Al final del octavo día, de amanecida, en las postrimerías de la festividad, me despertaron unos gritos en el exterior. Al momento, todo el mundo estaba levantado y dándose prisa.

Sin preguntar qué pasaba, me levanté presuroso.

La primera luz del día era de un gris perfecto. ¡El Señor había enviado nieve!

Todo Nazaret estaba cubierto por un manto blanco, mientras grandes copos seguían cayendo, copos que los niños corrían a recoger como si fueran hojas, pese a que se derretían en sus manos.

José me observó con una sonrisa secreta mientras todo el mundo salía a ver la silenciosa nevada.

—¿Rezaste para que nevara? —preguntó—. Pues ya tienes aquí la nieve.

—¡No! —dije—. Yo no recé. ¿O sí...?

—¡Cuidado con lo que pides en tus rezos! —susurró—. ¿Entiendes lo que digo?

—Su sonrisa se ensanchó todavía más, y me llevó fuera para que tocara los copos de nieve. Su risa y su felicidad me hicieron sentir muy bien.

Pero Santiago, que estaba aparte, bajo el alero del patio, se quedó mirándome. Y luego, cuando José se alejó, se acercó sigilosamente para susurrarme al oído:

—¡Podrías rezar para que lloviera oro del cielo!

Y se fue con los demás; casi nunca estábamos a solas.

Aquel mismo día —la fiesta de las Luces había concluido al amanecer— fui a echar un vistazo a la pequeña arboleda, el único sitio donde podía estar a solas. Había mucha nieve. Llevaba los pies calzados con sandalias gruesas y envueltos en lana, pero cuando llegué la lana ya estaba húmeda y me daba frío. No pude quedarme mucho rato bajo los árboles. Estuve allí de pie, pensando y contemplando la maravilla del manto blanco que cubría los campos y los volvía tan hermosos como una mujer vestida con sus mejores galas.

Qué limpio, qué nuevo se veía todo.

Oré. «Padre celestial, dime qué esperas de mí. Dime qué significan todas estas cosas. "Todo tiene su explicación.53 ¿Cuál es la explicación de todo esto?»

Cerré los ojos, y al abrirlos vi que la nieve formaba un velo sobre Nazaret. Lentamente, el pueblo desapareció envuelto en la blancura. Pero yo sabía que estaba allí.
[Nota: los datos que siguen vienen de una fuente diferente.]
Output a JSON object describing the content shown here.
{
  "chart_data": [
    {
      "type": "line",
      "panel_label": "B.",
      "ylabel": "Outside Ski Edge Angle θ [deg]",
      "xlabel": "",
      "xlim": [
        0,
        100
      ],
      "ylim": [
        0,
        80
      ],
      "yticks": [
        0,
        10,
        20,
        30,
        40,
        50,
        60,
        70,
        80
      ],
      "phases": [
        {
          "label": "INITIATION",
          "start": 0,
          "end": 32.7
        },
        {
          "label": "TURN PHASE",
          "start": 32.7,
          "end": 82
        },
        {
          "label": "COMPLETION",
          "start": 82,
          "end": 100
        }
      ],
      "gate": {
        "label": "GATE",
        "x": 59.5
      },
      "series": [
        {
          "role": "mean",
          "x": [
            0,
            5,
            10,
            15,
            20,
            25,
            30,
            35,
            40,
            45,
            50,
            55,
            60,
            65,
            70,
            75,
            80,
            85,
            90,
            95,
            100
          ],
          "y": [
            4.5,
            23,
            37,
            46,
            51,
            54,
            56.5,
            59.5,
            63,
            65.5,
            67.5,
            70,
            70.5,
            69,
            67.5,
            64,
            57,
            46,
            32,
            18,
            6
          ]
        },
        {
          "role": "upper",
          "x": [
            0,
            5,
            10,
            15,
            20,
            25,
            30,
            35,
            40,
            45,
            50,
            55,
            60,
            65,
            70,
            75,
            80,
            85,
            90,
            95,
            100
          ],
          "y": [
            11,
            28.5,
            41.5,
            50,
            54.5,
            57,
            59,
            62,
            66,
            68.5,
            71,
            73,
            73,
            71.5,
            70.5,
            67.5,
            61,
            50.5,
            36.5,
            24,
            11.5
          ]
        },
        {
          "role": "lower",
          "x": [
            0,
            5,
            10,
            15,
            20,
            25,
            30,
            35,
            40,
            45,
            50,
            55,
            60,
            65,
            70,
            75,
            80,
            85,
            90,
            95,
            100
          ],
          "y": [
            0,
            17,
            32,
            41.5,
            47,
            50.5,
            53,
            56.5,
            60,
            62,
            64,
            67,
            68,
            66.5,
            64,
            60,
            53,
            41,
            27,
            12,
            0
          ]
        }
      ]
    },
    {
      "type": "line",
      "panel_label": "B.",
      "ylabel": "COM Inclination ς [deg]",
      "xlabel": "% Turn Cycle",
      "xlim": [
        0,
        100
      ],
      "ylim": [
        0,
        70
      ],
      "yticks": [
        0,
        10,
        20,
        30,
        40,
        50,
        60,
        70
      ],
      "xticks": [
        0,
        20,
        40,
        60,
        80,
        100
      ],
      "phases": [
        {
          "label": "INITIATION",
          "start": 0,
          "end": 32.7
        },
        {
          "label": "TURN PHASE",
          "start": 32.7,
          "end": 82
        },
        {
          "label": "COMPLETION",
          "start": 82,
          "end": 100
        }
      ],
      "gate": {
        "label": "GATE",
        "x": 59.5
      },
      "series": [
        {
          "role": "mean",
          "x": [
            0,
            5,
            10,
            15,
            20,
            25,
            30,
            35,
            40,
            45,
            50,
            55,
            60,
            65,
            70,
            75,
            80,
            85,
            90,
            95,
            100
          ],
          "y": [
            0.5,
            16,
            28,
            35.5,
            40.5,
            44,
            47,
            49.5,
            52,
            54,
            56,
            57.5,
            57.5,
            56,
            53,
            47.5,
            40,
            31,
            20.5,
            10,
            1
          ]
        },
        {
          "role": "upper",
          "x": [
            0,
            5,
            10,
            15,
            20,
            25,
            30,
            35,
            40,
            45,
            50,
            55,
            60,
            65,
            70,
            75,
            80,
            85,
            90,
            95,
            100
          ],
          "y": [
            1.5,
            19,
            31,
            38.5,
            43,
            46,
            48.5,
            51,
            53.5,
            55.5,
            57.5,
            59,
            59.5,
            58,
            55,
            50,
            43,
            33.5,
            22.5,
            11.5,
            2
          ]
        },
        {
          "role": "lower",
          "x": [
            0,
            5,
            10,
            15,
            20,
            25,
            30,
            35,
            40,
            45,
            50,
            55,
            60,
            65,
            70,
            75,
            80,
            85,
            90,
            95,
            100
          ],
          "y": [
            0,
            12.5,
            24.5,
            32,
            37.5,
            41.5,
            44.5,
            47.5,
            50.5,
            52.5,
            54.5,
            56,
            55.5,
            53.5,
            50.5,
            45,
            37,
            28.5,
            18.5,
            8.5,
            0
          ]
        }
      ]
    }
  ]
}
—Padre celestial, no volveré a rezar para que nieve; nunca rezaré para nada que no sea tu voluntad. Padre celestial, no rezaré para que éste viva o aquél muera; no, jamás para que muera nadie, y nunca, nunca intentaré siquiera que deje de llover o que llueva, o que nieve, no, mientras el significado de todo esto se me escape...

Mi oración derivó entonces hacia recuerdos fugaces.

La nieve me cayó en los ojos al levantar la cabeza para mirar las ramas de los árboles, y fue como si la nieve me estuviera besando.